Wine Ratings Overview
Wine reviewers rank wines on the following scale, emphasizing the wine’s balance, length, complexity, and intensity.
- Classic 98-100: The pinnacle of quality.
- Superb 94-97: A extraordinary achievement.
- Excellent 90-93: Heartily recommended.
- Very Good 87-89: Often good value; well recommended.
- Good 83-86: Suitable for everyday consumption; often good value.
- Acceptable 80-82: Can be employed in casual, less-critical circumstances.
Wines receiving a rating below 80 are usually unpublished; these wines have a fault or lack any outstanding qualities.
Price is not a factor in ratings, in that you can have a 90-point bottle that costs $15 and a similarly rated wine that costs ten times that. However, wines are judged within the context of price, varietal, and regional style. For example, a $15 bottle of Zinfandel from Sonoma is rated against similarly priced zins from California.
Wine Ratings Websites & Apps
Wine Ratings Free
- Wine Enthusiast. High-quality professional reviews.

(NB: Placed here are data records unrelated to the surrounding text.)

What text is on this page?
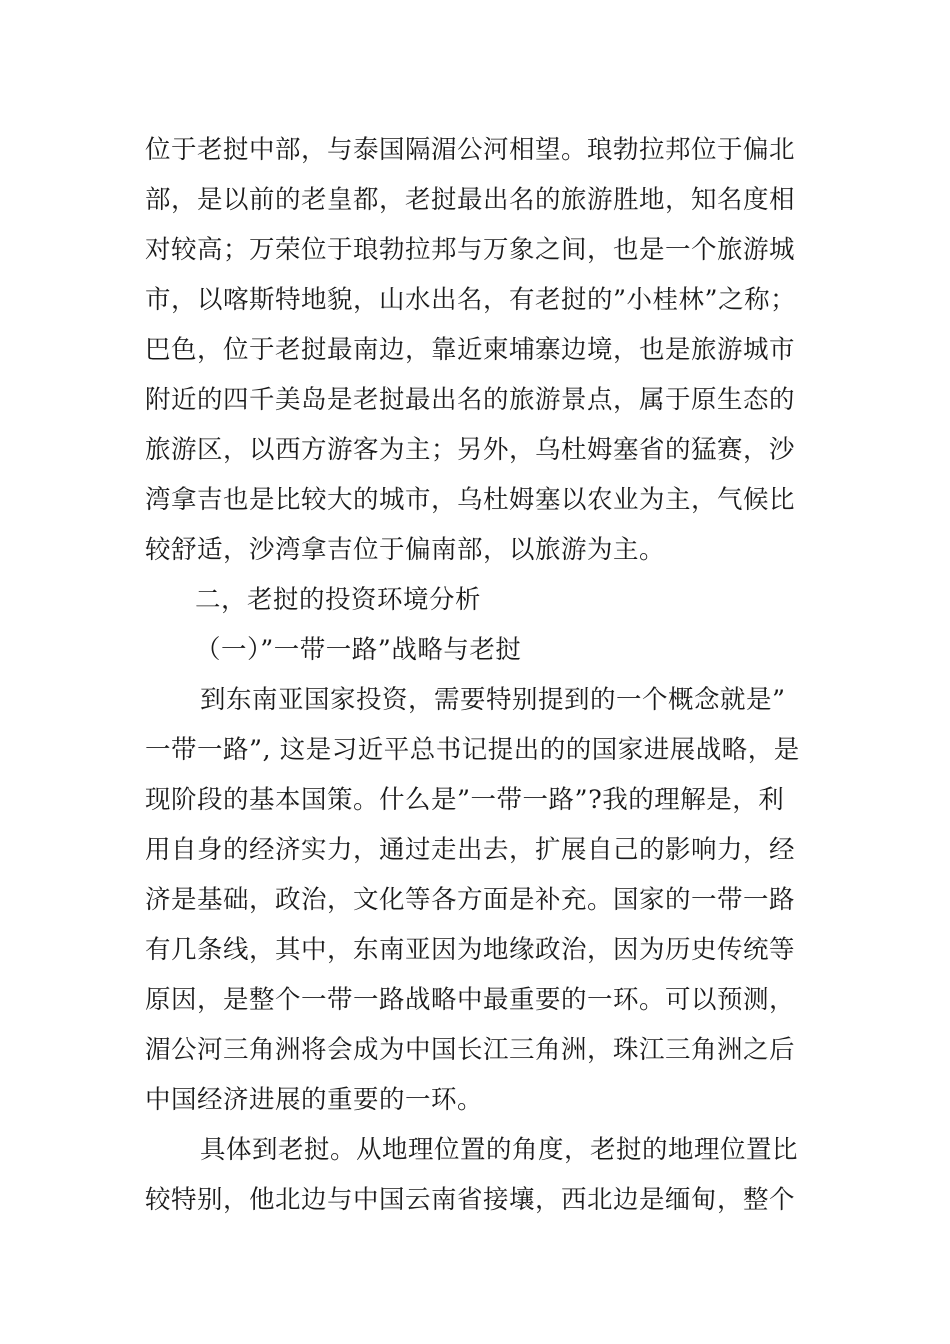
位于老挝中部，与泰国隔湄公河相望。琅勃拉邦位于偏北
部，是以前的老皇都，老挝最出名的旅游胜地，知名度相
对较高；万荣位于琅勃拉邦与万象之间，也是一个旅游城
市，以喀斯特地貌，山水出名，有老挝的”小桂林”之称；
巴色，位于老挝最南边，靠近柬埔寨边境，也是旅游城市
附近的四千美岛是老挝最出名的旅游景点，属于原生态的
旅游区，以西方游客为主；另外，乌杜姆塞省的猛赛，沙
湾拿吉也是比较大的城市，乌杜姆塞以农业为主，气候比
较舒适，沙湾拿吉位于偏南部，以旅游为主。
二，老挝的投资环境分析
（一）”一带一路”战略与老挝
到东南亚国家投资，需要特别提到的一个概念就是”
一带一路”, 这是习近平总书记提出的的国家进展战略，是
现阶段的基本国策。什么是”一带一路”?我的理解是，利
用自身的经济实力，通过走出去，扩展自己的影响力，经
济是基础，政治，文化等各方面是补充。国家的一带一路
有几条线，其中，东南亚因为地缘政治，因为历史传统等
原因，是整个一带一路战略中最重要的一环。可以预测，
湄公河三角洲将会成为中国长江三角洲，珠江三角洲之后
中国经济进展的重要的一环。
具体到老挝。从地理位置的角度，老挝的地理位置比
较特别，他北边与中国云南省接壤，西北边是缅甸，整个
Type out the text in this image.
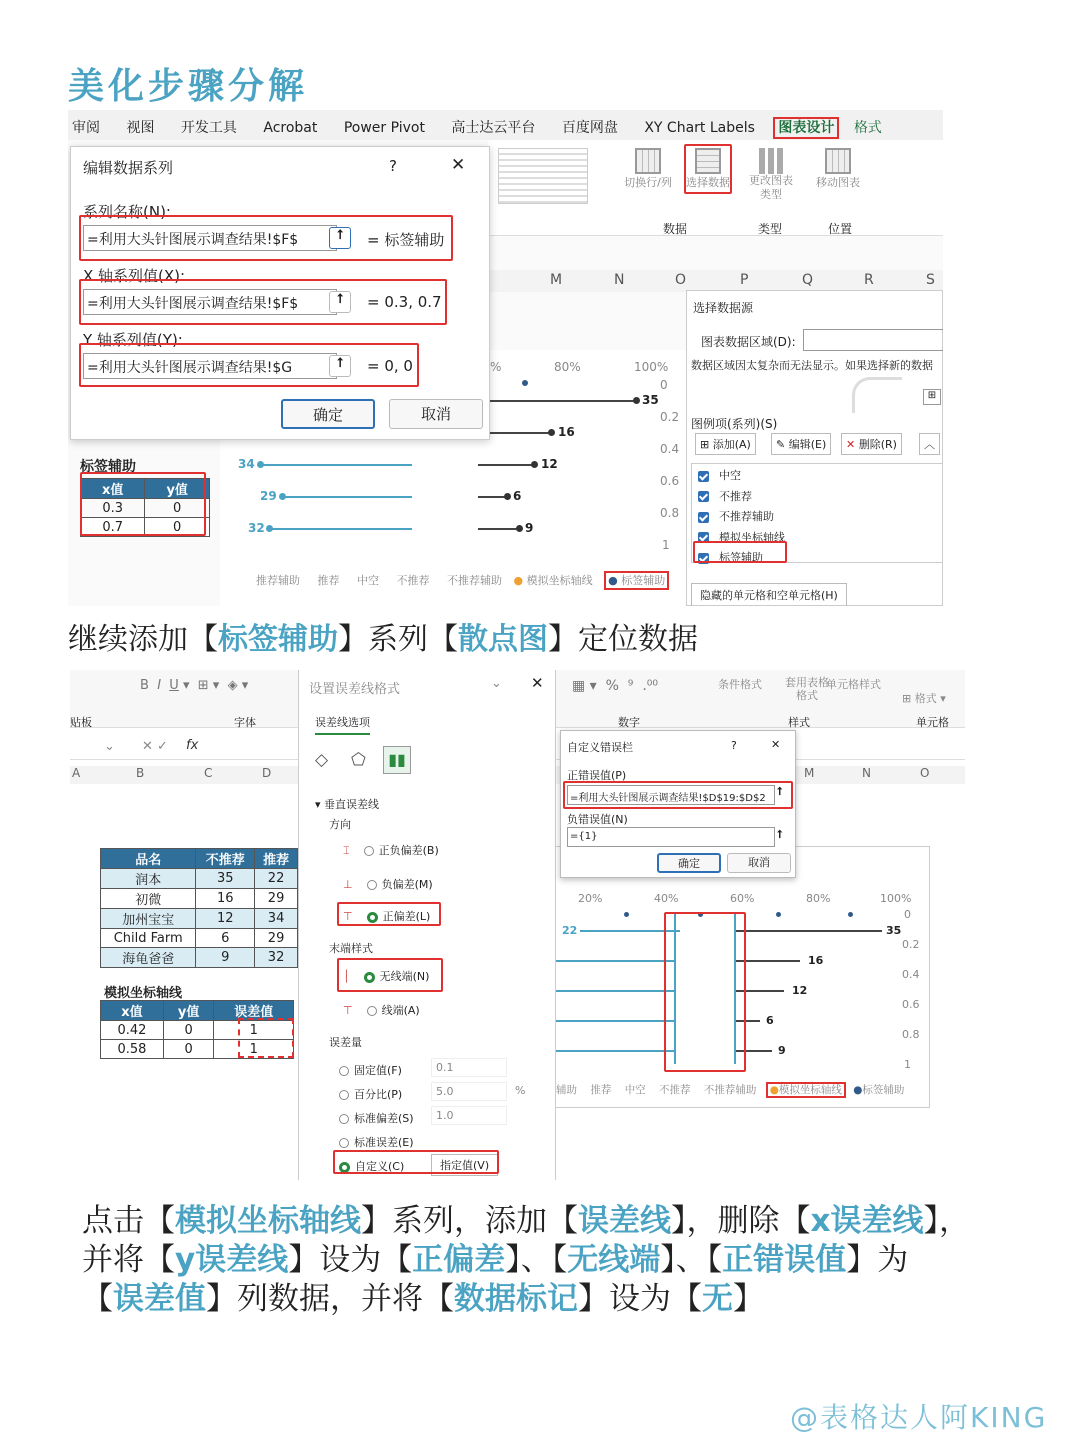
美化步骤分解
审阅 视图 开发工具 Acrobat Power Pivot 高士达云平台 百度网盘 XY Chart Labels 图表设计 格式
切换行/列 选择数据 更改图表类型
移动图表
数据	类型	位置
M	N	O	P	Q	R	S
%	80%	100%
0
0.2
0.4
0.6
0.8
1
35
16
12
6
9
34
29
32
推荐辅助 推荐 中空 不推荐 不推荐辅助 ● 模拟坐标轴线 ● 标签辅助
标签辅助
x值	y值
0.3	0
0.7	0
编辑数据系列	?	✕
系列名称(N):
=利用大头针图展示调查结果!$F$	⭡	= 标签辅助
X 轴系列值(X):
=利用大头针图展示调查结果!$F$	⭡	= 0.3, 0.7
Y 轴系列值(Y):
=利用大头针图展示调查结果!$G	⭡	= 0, 0
确定	取消
选择数据源
图表数据区域(D):
数据区域因太复杂而无法显示。如果选择新的数据
⊞
图例项(系列)(S)
⊞ 添加(A)	✎ 编辑(E)	✕ 删除(R)	︿
中空
不推荐
不推荐辅助
模拟坐标轴线
标签辅助
隐藏的单元格和空单元格(H)
继续添加【标签辅助】系列【散点图】定位数据
贴板
B I U ▾  ⊞ ▾  ◈ ▾
字体	数字
▦ ▾  %  ⁹  .⁰⁰	条件格式 套用表格格式
单元格样式
样式
⊞ 格式 ▾
单元格
⌄ ✕ ✓ fx
A	B	C	D	M	N	O
品名	不推荐	推荐
润本	35	22
初微	16	29
加州宝宝	12	34
Child Farm	6	29
海龟爸爸	9	32
模拟坐标轴线
x值	y值	误差值
0.42	0	1
0.58	0	1
设置误差线格式	⌄ ✕
误差线选项
◇ ⬠	▮▮
▾ 垂直误差线
方向
⌶	正负偏差(B)
⊥	负偏差(M)
⊤	正偏差(L)
末端样式
│	无线端(N)
⊤	线端(A)
误差量
固定值(F)	0.1
百分比(P)	5.0	%
标准偏差(S)	1.0
标准误差(E)
自定义(C)	指定值(V)
20%	40%	60%	80%	100%
0
0.2
0.4
0.6
0.8
1
22	35
16
12
6
9
辅助 推荐 中空 不推荐 不推荐辅助 ●模拟坐标轴线 ●标签辅助
自定义错误栏	?	✕
正错误值(P)
=利用大头针图展示调查结果!$D$19:$D$2
⭡
负错误值(N)
={1}	⭡
确定	取消
点击【模拟坐标轴线】系列，添加【误差线】，删除【x误差线】，
并将【y误差线】设为【正偏差】、【无线端】、【正错误值】为
【误差值】列数据，并将【数据标记】设为【无】
@表格达人阿KING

- Wine School of Philadelphia. We’ve been publishing wine ratings for 20 years.
- Reverse Wine Snob. One of the great wine blogs.
Wine Rating Subscriptions
- Wine Spectator. The classic wine magazine with a deep database of reviews.
- Vinous. The up-and-coming wine review site with the top wine critics.

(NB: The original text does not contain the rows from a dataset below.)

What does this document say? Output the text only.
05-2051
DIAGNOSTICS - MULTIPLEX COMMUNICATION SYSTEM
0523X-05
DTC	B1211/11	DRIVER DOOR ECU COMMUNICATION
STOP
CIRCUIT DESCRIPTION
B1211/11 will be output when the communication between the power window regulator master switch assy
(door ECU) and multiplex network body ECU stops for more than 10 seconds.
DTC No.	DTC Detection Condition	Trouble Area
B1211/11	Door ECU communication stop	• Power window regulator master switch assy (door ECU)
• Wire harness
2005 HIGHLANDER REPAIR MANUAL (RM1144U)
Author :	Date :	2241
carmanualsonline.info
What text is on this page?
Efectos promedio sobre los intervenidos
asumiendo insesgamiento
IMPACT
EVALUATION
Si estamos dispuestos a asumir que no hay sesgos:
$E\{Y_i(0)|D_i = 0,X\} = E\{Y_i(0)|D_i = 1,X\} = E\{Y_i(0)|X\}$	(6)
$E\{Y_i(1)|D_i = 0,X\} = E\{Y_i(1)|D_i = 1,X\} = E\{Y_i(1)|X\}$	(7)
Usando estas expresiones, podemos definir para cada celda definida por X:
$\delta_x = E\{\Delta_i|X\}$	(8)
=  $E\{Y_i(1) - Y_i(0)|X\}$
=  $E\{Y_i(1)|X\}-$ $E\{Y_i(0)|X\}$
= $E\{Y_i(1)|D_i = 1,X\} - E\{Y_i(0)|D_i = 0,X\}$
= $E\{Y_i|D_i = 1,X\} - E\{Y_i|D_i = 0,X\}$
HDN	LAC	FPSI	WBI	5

- Wine Advocate. An industry staple. One of the best wine rating sources.
Wine Ratings App
- Vivino. Scan and upload wines. Best for crowd-sourced wine reviews.
- Wine-Searcher. The classic app to find wines and reviews.
- CellarTracker. For wine collectors to organize their wine cellar.
Your Questions About Wine Ratings, Answered.
Should You Trust Wine Ratings?
The publications listed on this page and our wine review guide are very much worthy of your trust. However, there are other, less reputable reviewers whose ratings are not particularly effective. The following publications can be trusted.
Top Wine Publications
- Wine Enthusiast
- Wine Spectator
- Wine Advocate
- Guia Penin
Top Independent Critics
- Neal Martin
- James Suckling
- Eric Asimov
- Jeb Dunnuck
Your Wine Questions, Answered
What is the best wine rating system?
The best wine rating system that is the most highly respected in the wine trade is Vinous, followed by the Wine Advocate and Wine Spectator.
How do I find wine ratings?
One of the easiest ways to find wine ratings is in a wine shop. Most shops will post ratings for the wines they carry.
What is a 91 rating for wine?
A 91-point rating for wine means it’s an excellent example of a specific style. That doesn’t mean you are going to like it or that it’s worth buying.
What are the grades of wine?
We grade wine using a 100-point scale. Under 87 points typically means the wine is average, while a rating above 93 points indicates an exceptional wine.